Methods: Twenty-nine consecutive men with lower urinary tract symptoms were prospectively enrolled. A urodynamic pressure-flow study was performed by the urologist to determine BOO, and Doppler ultrasonography was subsequently performed by the radiologist. The physicians were unaware of the other's results. Scanning was performed on a filled and empty bladder. Arterial blood flow was measured at three distinct sites, the two lateral walls and the trigone, and the resistive index (RI) of each site was calculated (RI = (V(MAX) - V(MIN))/V(MAX)). For each patient, the arithmetic average of the three RIs was defined as the detrusor RI. The findings were compared between patients with and without evidence of BOO. A logistic regression model tested the predictive value of the RI.

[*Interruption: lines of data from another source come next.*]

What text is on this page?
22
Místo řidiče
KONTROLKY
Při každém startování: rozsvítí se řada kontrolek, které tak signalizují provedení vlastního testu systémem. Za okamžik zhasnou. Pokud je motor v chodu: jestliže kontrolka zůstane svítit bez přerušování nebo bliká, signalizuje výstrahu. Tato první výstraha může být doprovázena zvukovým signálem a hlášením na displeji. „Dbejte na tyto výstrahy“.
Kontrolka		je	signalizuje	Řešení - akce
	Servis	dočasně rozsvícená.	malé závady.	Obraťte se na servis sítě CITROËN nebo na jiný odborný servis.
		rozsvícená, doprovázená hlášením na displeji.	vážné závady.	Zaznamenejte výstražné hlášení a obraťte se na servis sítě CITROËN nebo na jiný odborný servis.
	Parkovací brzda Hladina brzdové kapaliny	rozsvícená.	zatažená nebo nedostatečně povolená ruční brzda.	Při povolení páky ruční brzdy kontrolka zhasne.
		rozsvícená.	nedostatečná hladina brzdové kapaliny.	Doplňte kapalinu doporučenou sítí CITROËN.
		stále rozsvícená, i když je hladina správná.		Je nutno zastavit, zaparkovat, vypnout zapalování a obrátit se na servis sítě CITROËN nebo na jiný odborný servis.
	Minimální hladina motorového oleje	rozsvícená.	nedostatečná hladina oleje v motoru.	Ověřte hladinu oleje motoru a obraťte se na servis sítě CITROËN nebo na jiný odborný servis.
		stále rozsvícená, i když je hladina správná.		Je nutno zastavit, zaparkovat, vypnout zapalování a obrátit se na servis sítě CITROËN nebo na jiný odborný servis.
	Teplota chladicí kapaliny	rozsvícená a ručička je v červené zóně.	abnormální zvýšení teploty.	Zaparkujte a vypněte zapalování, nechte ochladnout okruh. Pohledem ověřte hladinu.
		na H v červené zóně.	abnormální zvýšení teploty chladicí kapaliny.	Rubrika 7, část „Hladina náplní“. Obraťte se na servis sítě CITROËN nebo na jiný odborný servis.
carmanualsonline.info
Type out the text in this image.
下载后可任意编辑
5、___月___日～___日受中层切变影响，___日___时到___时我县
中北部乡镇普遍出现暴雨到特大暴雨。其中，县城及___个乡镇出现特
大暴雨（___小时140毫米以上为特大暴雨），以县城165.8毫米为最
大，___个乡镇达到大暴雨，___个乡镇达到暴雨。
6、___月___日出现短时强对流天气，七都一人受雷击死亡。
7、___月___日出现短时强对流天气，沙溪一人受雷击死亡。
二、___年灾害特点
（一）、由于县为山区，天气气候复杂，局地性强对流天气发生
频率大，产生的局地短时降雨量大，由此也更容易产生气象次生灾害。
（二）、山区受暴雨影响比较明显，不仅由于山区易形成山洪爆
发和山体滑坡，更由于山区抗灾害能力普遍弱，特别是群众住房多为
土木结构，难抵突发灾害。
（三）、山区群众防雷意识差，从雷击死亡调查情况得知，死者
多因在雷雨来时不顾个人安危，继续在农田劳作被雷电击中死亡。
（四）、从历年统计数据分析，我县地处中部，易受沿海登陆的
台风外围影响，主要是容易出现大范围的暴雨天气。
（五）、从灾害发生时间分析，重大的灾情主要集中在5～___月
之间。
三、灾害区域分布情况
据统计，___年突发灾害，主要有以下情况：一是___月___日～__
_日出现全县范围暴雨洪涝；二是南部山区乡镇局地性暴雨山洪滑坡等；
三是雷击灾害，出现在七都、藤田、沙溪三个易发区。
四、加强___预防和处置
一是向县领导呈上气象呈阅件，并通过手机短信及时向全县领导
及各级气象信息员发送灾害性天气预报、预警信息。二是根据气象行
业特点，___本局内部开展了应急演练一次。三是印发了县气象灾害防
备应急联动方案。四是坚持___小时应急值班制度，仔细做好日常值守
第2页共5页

Results: According to the pressure-flow study results, 22 (75%) and 7 (25%) of the 29 patients were diagnosed as having or not having BOO, respectively. A statistically significant difference was found between the detrusor RI in the obstructed versus nonobstructed patients in both full (P <0.001) and empty (P <0.03) bladder states (0.79 versus 0.68 and 0.74 versus 0.66, respectively). Our logistic regression model predicted BOO with an overall accuracy of 86%, positive predictive value of 95%, and negative predictive value of 57%.

Conclusions: The RI of arterial blood flow in the detrusor measured by Doppler ultrasonography provides important predictive information for the presence of BOO. Additional studies are warranted to validate our results and explore the role of Doppler ultrasonography in the management paradigms of patients with suspected BOO.